Quando o quarto carro emparelhou com o deles, baixou o vidro da janela e sinalizou para que ele baixasse também, é que ouviu o que jamais esperava ouvir: Seu carro está pegando fogo. Não havia indicação no painel de nada errado, porém nunca se sabe. Ele agradeceu, virou a direção para o acostamento de terra e estacionou. A esposa e os filhos continuaram do lado de dentro, enquanto ele descia para conferir a inquietante informação.

Ao brilho do sol de quase praia, viu uma chama branca, de extensão considerável, sob o carro. Ele sabia que o tanque de gasolina estava com menos da metade da capacidade, depois da longa viagem, mas havia o risco de um desastre maior. Correu até à janela do passageiro e apressou a mulher para descer com um dos meninos, enquanto ele desatava o outro da cadeirinha.

O menorzinho já começava a chorar, com a pressa do pai, intuindo abandono ou repreensão. Ficaram os três à sombra de um cajueiro, enquanto ele extraia, às pressas, o extintor de incêndio do veículo do local de onde nunca havia saído.

O gás do extintor de pouco serviu para controlar o incêndio, que tomava proporções maiores. Outros veículos começaram a parar, mantendo certa distância. Nunca se sabe o que pode acontecer, em um incêndio onde há material inflamável envolvido. Os motoristas desciam, entregavam a ele os extintores de seus próprios carros, e corriam de volta para lugar seguro – de onde passavam a gravar, em seus celulares, o avanço do fogo.

Ele se viu sozinho, recebendo os pequenos extintores das mãos de um e de outro motorista – 12, no total –, voltando com eles à sua batalha contra as chamas, sem ganhar uma única companhia solidária, a repartir com ele a árdua missão.

E olhou, à sua volta, o paredão de pessoas em distância segura, com as lentes dos celulares direcionados a ele, à família dele, encolhida embaixo do cajueiro, e ao carro em chamas, estalando e se contorcendo como uma fogueira junina.

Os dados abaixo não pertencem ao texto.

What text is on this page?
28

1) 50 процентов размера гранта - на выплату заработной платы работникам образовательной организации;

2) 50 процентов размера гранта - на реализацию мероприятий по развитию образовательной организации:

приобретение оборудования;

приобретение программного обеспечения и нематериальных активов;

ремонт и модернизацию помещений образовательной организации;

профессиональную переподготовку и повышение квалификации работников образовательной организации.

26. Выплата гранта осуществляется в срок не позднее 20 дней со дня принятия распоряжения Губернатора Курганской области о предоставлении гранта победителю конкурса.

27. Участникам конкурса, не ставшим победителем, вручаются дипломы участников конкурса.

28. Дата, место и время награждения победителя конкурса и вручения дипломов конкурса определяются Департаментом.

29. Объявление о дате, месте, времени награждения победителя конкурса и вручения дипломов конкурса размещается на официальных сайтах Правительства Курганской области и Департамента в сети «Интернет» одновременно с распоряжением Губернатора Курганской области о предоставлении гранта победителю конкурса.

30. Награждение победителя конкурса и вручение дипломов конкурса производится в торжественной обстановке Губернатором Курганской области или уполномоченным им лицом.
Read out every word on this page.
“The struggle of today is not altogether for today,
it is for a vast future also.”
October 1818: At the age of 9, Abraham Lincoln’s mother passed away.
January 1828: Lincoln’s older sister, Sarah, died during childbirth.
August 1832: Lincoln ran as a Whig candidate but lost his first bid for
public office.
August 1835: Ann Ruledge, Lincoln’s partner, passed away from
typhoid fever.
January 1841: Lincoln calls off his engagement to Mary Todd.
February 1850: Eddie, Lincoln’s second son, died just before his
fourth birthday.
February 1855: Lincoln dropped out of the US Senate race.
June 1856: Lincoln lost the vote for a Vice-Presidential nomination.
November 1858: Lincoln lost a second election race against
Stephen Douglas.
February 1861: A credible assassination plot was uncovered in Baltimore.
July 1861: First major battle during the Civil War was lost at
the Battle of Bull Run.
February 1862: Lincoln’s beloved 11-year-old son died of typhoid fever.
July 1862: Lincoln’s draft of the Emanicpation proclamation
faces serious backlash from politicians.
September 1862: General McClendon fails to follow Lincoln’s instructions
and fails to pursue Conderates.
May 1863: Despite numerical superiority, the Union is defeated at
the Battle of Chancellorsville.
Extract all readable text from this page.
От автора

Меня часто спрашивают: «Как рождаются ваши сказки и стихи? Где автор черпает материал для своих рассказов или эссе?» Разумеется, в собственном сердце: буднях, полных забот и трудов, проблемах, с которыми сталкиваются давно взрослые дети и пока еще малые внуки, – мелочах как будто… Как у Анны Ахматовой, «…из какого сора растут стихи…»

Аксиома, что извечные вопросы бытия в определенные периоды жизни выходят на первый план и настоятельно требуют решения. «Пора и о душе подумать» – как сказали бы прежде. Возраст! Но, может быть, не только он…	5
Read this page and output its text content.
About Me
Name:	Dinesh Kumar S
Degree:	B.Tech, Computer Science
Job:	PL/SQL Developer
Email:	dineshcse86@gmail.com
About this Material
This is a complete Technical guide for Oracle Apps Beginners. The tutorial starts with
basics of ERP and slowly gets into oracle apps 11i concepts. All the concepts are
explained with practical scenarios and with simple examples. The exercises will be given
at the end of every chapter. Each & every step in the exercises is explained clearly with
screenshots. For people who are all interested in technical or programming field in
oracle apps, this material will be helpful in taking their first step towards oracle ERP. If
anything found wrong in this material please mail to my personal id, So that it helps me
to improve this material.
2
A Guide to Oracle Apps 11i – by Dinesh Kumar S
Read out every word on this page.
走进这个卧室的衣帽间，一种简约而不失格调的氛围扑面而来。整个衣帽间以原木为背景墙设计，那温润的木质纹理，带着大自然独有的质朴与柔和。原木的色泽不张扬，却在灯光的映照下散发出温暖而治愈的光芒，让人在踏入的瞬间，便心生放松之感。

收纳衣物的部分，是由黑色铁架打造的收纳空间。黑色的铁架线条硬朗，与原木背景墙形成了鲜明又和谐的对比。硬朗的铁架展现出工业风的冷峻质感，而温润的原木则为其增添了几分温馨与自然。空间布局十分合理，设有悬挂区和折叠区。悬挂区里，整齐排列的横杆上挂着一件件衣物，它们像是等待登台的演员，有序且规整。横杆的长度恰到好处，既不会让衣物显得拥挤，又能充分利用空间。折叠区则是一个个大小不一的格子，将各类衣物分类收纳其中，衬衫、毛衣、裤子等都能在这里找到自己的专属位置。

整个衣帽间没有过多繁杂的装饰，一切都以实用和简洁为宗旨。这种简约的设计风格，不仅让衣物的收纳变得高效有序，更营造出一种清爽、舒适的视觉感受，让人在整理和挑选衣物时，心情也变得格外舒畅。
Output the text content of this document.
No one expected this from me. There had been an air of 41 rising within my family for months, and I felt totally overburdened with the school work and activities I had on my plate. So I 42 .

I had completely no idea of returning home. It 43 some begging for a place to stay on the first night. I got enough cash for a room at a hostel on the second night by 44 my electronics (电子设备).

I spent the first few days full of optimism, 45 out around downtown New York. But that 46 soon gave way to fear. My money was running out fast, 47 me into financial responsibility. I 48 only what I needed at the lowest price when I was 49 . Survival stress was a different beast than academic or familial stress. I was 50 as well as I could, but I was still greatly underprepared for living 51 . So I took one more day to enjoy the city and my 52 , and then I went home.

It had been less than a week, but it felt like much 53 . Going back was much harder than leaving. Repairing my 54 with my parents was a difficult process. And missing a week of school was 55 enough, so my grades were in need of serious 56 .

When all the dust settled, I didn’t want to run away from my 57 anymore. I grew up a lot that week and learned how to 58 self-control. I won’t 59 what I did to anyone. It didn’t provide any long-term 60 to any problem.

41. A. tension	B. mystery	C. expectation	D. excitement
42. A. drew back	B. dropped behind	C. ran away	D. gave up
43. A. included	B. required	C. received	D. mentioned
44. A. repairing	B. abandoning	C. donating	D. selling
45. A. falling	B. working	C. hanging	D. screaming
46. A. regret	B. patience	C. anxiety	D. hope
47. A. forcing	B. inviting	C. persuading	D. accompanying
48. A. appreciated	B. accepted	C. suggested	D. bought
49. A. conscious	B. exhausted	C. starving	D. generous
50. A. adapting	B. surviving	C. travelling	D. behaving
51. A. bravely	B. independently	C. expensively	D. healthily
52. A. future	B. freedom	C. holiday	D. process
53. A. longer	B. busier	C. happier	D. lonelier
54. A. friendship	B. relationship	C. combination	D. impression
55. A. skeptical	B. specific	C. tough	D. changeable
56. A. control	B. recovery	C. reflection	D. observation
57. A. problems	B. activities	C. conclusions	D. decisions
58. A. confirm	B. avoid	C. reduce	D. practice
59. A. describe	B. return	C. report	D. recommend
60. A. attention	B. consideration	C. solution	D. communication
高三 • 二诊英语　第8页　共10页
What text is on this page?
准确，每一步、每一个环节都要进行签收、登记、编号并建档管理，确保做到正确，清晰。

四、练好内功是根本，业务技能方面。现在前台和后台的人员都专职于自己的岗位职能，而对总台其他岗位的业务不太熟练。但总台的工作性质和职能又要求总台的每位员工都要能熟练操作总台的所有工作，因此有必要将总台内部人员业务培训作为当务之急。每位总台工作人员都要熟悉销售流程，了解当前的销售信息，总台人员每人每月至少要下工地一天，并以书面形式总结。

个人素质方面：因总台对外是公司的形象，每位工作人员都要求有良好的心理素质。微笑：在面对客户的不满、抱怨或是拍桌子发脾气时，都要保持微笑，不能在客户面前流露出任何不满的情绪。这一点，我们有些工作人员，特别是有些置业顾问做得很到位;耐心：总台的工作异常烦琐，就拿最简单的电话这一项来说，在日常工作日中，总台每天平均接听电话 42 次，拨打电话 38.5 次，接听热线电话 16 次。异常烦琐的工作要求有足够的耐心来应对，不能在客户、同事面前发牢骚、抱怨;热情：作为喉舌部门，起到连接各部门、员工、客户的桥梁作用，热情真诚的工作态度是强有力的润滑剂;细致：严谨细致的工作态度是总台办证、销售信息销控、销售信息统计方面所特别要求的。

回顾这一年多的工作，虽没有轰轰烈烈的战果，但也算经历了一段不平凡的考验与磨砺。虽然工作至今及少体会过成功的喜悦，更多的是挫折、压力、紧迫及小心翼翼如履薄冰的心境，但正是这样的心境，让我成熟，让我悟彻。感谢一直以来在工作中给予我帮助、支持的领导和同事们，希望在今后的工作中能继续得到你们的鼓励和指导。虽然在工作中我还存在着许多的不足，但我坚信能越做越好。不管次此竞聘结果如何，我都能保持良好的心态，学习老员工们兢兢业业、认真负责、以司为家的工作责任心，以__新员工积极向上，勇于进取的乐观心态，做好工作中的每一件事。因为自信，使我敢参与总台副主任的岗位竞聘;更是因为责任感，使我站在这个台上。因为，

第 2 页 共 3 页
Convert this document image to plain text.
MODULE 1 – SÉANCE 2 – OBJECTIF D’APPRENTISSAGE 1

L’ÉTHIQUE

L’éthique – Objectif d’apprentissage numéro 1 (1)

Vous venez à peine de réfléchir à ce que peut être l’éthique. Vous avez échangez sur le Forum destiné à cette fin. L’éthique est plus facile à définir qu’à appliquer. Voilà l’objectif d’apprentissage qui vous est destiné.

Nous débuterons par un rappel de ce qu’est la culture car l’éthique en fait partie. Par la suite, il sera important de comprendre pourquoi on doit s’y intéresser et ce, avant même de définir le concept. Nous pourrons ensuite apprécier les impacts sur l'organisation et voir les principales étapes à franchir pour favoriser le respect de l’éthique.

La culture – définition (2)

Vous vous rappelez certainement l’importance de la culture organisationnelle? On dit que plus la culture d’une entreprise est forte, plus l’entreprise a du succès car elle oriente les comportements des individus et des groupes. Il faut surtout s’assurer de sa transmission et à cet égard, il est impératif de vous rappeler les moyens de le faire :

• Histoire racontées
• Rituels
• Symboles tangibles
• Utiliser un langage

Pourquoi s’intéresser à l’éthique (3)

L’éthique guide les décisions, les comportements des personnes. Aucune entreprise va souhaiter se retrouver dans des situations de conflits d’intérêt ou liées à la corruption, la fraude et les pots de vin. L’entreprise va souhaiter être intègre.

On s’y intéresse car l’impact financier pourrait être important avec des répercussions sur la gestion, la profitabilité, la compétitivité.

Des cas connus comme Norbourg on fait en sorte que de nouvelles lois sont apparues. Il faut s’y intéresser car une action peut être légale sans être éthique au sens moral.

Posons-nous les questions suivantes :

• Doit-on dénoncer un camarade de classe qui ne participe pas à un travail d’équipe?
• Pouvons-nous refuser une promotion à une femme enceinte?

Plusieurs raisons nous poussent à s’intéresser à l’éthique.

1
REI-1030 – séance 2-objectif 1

Alguém chamara os bombeiros. Cidade de praia, desabituada a incêndios, sabe como é: demoravam a chegar. Restava ter paciência e aceitar o infortúnio. Sem camisa, a pele ardendo pelo sol e pelo calor das chamas, impregnado de fumaça, uniu-se à família para acompanhar a cena de destruição.

As crianças choramingavam, cansadas e temerosas. A esposa gravava as imagens do incêndio. Vai que serviriam para alguma coisa, até porque o carro nem era deles, tinha sido emprestado pelo pai dele para o passeio.

O que mais o impressionou, ele me disse depois, foi a ausência de mais um par de braços junto com os extintores. O equipamento de segurança era entregue, é certo, porém sem a correspondente contribuição humana, e ele tinha começado a se sentir como um ator mambembe, um super-herói de terceiro mundo, a flacidez da barriga e as tatuagens desbotadas à mostra, atuando para dezenas de câmeras que iriam viralizar a sua imagem, ganhar clics e likes e espaço nas redes sociais e na mídia.

Racionalmente, entendia o aspecto do cuidado pessoal de cada um dos operadores de câmera. Ninguém quer estar próximo de uma possível explosão. Por outro lado, sentira-se tão sozinho como nunca se sentira antes, na luta cega para salvar o carro do pai.

Quando os bombeiros chegaram, encontraram a carcaça enegrecida do veículo, qual uma ossada remanescente de batalhas urbanas, um caso óbvio de perda total. Ainda havia curiosos com suas câmeras, registrando o quase inútil jato d´água, saído das mangueiras de borracha, que serviu mais para banhar e refrescar as crianças, já esquecidas do drama.

Conseguiram uma carona de volta até à casa do pai, que ofereceu o ombro ao filho: Não se culpe – ele disse. Aconteceu com você, mas podia ter sido eu dirigindo o carro. As lágrimas que pingaram na camisa do pai foram causadas não só pelo consolo paterno, como me disse, mas pela frustração do abandono.

Enquanto os meninos o puxavam pelo braço, mostrando no celular que o vídeo deles no incêndio estava “bombando”, ele sentiu na pele o quanto precisava se ajustar a um universo de auxílio e de amigos virtuais, nesse admirável mundo novo.